AnswerDotAI / fsdp_qlora

Training LLMs with QLoRA + FSDP
Apache License 2.0
1.42k stars 188 forks source link

Fine tuning only runs on CPU #29

Open diabeticpilot opened 7 months ago

diabeticpilot commented 7 months ago

Hello,

I am running this on a few 2X 4090 cloud instances on Vast to test and benchmark. Most machines work without issues, however sometimes I have noticed on certain machines that the GPUs are never used and the fine-tuning stays running on the CPU only. Llama 2 70B can get 15-18s/it on most instances. For ones where the GPUs are not used, it is 800s/it.

nvidia-smi is showing no active processes and 0% on both GPUs. Any idea on how to troubleshoot or fix this issue?

Here is how I am running it and all the settings:

export CUDA_VISIBLE_DEVICES=1,0 python train.py --model_name meta-llama/Llama-2-70b-hf --batch_size 2 --context_length 2048 --precision bf16 --train_type qlora --use_gradient_checkpointing true --use_cpu_offload true --dataset alpaca --reentrant_checkpointing true \

Performance: [42:45<2887:27:12, 803.50s/it]
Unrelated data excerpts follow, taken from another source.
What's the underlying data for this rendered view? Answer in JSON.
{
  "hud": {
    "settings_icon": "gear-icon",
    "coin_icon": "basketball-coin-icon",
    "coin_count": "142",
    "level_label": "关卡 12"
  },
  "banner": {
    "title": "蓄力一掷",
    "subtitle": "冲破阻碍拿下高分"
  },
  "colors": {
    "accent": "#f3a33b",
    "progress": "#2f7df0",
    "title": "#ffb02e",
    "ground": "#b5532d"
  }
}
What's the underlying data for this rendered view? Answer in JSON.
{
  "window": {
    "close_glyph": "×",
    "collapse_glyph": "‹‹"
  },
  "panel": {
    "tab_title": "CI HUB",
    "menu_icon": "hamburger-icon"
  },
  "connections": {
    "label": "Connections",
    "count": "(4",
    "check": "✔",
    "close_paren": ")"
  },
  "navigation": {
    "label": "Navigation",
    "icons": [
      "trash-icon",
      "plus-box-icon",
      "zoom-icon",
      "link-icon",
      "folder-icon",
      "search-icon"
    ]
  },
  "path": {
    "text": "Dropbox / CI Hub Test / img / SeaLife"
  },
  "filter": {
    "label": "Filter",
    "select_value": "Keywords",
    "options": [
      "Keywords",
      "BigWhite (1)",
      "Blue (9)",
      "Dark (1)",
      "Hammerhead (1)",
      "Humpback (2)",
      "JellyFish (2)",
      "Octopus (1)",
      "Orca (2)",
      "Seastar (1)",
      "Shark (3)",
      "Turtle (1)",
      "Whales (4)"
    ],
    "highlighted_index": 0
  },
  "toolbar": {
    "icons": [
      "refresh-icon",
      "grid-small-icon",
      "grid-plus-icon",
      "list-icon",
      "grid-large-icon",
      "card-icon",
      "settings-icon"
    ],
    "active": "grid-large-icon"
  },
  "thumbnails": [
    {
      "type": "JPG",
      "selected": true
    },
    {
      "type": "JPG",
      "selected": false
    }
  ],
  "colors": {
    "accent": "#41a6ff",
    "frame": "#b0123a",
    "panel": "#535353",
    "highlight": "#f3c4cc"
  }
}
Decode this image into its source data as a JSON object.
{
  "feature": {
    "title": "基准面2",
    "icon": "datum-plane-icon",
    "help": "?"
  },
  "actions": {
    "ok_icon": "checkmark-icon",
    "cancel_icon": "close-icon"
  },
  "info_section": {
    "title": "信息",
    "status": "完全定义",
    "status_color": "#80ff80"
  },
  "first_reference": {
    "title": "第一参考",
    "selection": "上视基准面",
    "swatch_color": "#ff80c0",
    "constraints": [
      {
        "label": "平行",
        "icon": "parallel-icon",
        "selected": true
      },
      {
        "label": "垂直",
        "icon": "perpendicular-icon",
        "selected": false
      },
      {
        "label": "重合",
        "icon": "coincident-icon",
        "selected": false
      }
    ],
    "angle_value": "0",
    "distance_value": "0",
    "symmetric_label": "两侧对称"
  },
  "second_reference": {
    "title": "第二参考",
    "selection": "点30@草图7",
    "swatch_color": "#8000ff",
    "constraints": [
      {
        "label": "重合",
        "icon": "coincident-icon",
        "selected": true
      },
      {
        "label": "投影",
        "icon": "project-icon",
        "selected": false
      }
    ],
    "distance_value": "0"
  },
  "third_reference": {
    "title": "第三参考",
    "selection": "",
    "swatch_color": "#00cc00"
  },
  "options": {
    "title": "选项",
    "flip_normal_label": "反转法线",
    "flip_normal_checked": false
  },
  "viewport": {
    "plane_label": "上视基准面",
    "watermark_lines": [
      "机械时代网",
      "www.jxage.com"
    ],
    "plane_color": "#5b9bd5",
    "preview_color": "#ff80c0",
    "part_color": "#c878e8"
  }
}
nvidia-smi: +---------------------------------------------------------------------------------------+ | NVIDIA-SMI 535.129.03 Driver Version: 535.129.03 CUDA Version: 12.2 | |-----------------------------------------+----------------------+----------------------+ | GPU Name Persistence-M | Bus-Id Disp.A | Volatile Uncorr. ECC | | Fan Temp Perf Pwr:Usage/Cap | Memory-Usage | GPU-Util Compute M. | | | | MIG M. | |=========================================+======================+======================| | 0 NVIDIA GeForce RTX 4090 On | 00000000:41:00.0 Off | Off | | 30% 29C P8 20W / 450W | 10717MiB / 24564MiB | 0% Default | | | | N/A | +-----------------------------------------+----------------------+----------------------+ | 1 NVIDIA GeForce RTX 4090 On | 00000000:61:00.0 Off | Off | | 30% 30C P8 24W / 450W | 11015MiB / 24564MiB | 0% Default | | | | N/A | +-----------------------------------------+----------------------+----------------------+

+---------------------------------------------------------------------------------------+ | Processes: | | GPU GI CI PID Type Process name GPU Memory | | ID ID Usage | |=======================================================================================| +---------------------------------------------------------------------------------------+

johnowhitaker commented 7 months ago

I think on some shared machines export CUDA_VISIBLE_DEVICES=1,0 might reference cards other than the ones you're assigned. (Don't quote me on this but I think I just hit a similar issue). Removing that and running just the training script in a new shell where CUDA_VISIBLE_DEVICES isn't defined worked in my case.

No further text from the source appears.